Terkait legislasi, Bayu memaparkan, kinerja legislasi DPR masih rendah secara kuantitatif maupun kualitatif. Menurutnya, kualitas legislasi saat ini tidak menjawab persoalan di masyarakat dan cenderung fokus pada kepentingan anggota DPR.
"Sementara kekuasaan kehakiman menjadi bahasan karena pada tahun 2018 ini MA dan badan peradilan di bawahnya justru menjadi penghambat dalam menegakkan keadilan di Indonesia," katanya.
Ditegaskan Bayu, putusan MA dan badan peradilan di bawahnya belum mampu menyelesaikan berbagai persoalan yang ada di masyarakat. Bahkan, yang terjadi justru malah menimbulkan permasalahan baru akibat sulitnya eksekusi putusan tersebut.
"Padahal hakikat keberadaan kekuasaan kehakiman adalah untuk menyelesaikan masalah yang tidak mampu diselesaikan cabang kekuasaan negara lainnya. Contohnya tidak diikutinya putusan MK oleh putusan MA dan PTUN terkait larangan pengurus Parpol menjadi calon anggota DPD di Pemilu 2019," ungkapnya.

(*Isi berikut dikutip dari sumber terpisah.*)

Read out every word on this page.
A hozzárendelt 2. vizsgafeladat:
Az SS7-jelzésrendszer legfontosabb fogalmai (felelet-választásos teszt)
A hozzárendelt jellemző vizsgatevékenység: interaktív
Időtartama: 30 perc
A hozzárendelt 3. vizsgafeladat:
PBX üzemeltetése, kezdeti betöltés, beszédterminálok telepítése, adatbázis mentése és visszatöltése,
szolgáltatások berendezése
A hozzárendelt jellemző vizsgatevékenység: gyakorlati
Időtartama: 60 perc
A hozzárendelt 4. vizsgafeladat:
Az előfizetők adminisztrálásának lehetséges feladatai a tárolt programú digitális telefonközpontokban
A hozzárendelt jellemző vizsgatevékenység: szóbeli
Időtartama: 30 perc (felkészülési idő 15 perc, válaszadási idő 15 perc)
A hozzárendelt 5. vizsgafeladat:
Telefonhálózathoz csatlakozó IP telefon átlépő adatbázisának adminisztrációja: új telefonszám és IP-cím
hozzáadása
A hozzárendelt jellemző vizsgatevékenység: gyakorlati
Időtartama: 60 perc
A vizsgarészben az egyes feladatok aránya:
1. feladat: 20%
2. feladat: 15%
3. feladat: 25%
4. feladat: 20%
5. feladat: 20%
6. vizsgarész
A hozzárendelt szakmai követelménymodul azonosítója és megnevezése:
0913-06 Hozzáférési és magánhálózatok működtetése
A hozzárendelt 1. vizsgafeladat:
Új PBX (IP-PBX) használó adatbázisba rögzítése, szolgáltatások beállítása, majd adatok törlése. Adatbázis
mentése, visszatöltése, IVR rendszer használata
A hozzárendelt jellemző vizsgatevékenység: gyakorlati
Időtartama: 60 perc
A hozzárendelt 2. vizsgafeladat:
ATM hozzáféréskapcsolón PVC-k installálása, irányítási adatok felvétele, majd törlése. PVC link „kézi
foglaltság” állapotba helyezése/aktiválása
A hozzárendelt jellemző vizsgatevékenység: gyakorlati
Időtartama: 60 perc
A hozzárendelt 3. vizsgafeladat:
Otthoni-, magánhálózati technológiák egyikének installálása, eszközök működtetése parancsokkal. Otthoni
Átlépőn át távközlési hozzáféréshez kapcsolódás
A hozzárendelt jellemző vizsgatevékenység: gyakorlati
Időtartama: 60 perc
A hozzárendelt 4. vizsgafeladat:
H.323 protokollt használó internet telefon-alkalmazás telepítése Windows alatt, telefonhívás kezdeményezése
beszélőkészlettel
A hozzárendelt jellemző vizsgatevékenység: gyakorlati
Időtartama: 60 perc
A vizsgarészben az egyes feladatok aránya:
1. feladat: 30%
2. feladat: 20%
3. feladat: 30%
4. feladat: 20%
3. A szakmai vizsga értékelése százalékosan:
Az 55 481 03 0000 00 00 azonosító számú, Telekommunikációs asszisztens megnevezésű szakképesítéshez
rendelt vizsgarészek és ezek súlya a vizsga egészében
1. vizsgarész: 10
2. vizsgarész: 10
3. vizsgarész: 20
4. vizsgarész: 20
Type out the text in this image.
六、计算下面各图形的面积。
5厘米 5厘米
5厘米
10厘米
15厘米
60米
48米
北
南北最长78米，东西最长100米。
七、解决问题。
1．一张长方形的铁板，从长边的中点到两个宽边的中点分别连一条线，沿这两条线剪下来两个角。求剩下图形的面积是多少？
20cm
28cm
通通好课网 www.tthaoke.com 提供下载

Selain soal kualitas putusan, Bayu menambahkan, kekuasaan kehakiman selama 2018 juga menunjukkan wajah buram berupa banyaknya perilaku menyimpang yang dilakukan oleh hakim dan aparat pengadilan baik berupa korupsi maupun pelanggaran etik seperti perselingkuhan. Pada Tahun 2018 tercatat empat orang hakim terkena OTT KPK. Berbagai kasus OTT hakim dan aparat pengadilan telah menjadikan korupsi di Indonesia menjadi sempurna.
"Badan peradilan yang seharusnya menghukum para koruptor yang ada di cabang kekuasaan legislatif dan eksekutif justru juga tidak luput dan ikut-ikutan melakukan praktik-praktik kotor korupsi," tegasnya.
Untuk membahas kedua persoalan ini, Bayu mengatakan, pihaknya mengundang sejumlah narasumber dalam acara konferensi yang digelar rutin sejak 2016 tersebut. Deretan narasumber itu, yakni Ketua Mahkamah Konstitusi Anwar Usman, Ketua Komisi Yudisial Jaja Ahmad Jayus, Wakil Ketua Badan Legislasi DPR Arif Wibowo, Dirjen Peraturan Perundang-undangan Widodo Ekatjahjana, Kepala Badan Pembinaaan Hukum Nasional (BPHN) Benny Riyanto, Direktur Perludem Titi Anggraini, Direktur Pusako Universitas Andalas Feri Amsari, Ketua Pukat UGM Oce Madril, Deputi Direktur ILR Erwin Natosmal Oemar, Ahli HTN Universitas Udayana Jimmy Z Usfunan.